The chemodynamical memory of a major merger in a NIHAO-UHD Milky Way analogue I: A golden thread through time and space
Sven Buder, Tobias Buck, Ása Skúladóttir, Melissa Ness, Madeleine McKenzie, Stephanie Monty
TL;DR
This paper investigates how the Milky Way’s last major merger leaves chemodynamical memory in present-day stars using a high-resolution NIHAO-UHD cosmological zoom-in Milky Way analogue. By classifying accreted stars into four orbital-energy zones and analyzing birth radii, ages, and current orbits, the study demonstrates that stars born in the progenitor core are more metal-rich and more tightly bound, while outskirts-born stars are metal-poorer and less bound, evidencing chemodynamical memory across the merger. The authors also reveal non-linear abundance trends in multiple element ratios and show that selection in integrals-of-motion space biases against core remnants, emphasizing the need for inner-Galaxy, chemistry-driven strategies to recover a representative accreted-star census. These findings validate and extend prior idealized results to a cosmological context, offering guidance for future observational surveys to trace the GSE and refine the inferred mass-metallicity relation of accreted systems.
Abstract
Understanding how the Milky Way's present-day structure was shaped by past major mergers is a key goal of Galactic archaeology.
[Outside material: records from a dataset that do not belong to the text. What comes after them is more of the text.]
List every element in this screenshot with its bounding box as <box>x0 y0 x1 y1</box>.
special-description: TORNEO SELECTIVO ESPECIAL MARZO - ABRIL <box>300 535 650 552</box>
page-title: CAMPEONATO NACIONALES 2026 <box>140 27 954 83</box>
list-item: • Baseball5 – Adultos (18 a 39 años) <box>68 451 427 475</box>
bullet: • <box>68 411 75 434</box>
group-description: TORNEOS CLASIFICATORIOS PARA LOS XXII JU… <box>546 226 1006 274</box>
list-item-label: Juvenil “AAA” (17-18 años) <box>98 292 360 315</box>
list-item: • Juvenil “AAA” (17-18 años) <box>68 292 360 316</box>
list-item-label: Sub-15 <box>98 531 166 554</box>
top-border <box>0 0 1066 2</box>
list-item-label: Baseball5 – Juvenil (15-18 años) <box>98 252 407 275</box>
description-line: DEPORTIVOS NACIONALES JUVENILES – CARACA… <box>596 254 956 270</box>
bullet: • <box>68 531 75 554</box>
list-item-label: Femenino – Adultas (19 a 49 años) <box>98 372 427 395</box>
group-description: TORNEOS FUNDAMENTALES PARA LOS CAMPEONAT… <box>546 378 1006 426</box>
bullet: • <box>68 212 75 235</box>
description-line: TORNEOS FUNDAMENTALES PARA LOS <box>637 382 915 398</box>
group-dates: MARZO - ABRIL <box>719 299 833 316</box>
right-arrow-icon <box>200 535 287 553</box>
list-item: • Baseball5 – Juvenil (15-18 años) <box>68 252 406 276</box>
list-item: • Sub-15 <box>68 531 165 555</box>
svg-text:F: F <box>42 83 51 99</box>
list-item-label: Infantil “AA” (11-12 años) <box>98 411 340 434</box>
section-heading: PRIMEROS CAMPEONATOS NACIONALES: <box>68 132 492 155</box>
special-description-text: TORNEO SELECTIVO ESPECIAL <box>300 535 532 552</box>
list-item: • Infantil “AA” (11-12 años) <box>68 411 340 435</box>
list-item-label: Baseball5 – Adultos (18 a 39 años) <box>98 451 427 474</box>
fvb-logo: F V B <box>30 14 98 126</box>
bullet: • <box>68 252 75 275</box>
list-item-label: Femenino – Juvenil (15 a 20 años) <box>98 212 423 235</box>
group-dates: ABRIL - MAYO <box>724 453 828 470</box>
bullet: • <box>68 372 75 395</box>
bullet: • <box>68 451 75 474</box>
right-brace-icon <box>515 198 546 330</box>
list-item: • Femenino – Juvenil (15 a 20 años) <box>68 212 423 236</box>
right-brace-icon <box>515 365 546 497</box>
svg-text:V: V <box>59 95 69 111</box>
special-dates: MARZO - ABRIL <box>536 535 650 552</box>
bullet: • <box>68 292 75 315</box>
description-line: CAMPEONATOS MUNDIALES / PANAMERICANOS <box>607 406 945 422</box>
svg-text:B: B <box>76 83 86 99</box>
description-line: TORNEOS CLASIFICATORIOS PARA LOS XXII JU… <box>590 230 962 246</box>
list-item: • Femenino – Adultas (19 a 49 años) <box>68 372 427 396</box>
The chemical and dynamical structure of the Galaxy retains the imprint of such events, including a major accretion episode around 8-10 Gyr ago. Recent findings suggest that present-day orbital energy correlates with stellar chemistry and birth location within the merging progenitor galaxy. Using a high-resolution NIHAO-UHD cosmological zoom-in simulation of a Milky Way analogue, we trace the birth positions, ages, and present-day orbits of stars accreted in its last major merger. We show that stars born in the progenitor's core are more tightly bound to the Milky Way and chemically enriched, while those from the outskirts are less bound and metal-poor. This supports the scenario proposed by Skúladóttir et al. (2025) using idealised simulations, now demonstrated in a cosmological context. The preserved chemodynamical memory is also evident in elemental planes such as [Al/Fe] vs. [Mg/Mn], reflecting gradients in star formation efficiency. The median abundance trends for different orbital energies are broadly similar, though less pronounced and more non-linear than the linear relations reported by Skúladóttir et al. (2025), with relatively good agreement at the highest metallicities. Our results reveal that spatial and temporal memory is retained across the merger -- connecting birth locations to present-day properties like a golden thread. We demonstrate that selection methods in integrals-of-motion space systematically bias progenitor reconstructions by missing its enriched core, and we outline strategies to obtain a more representative census of accreted stars.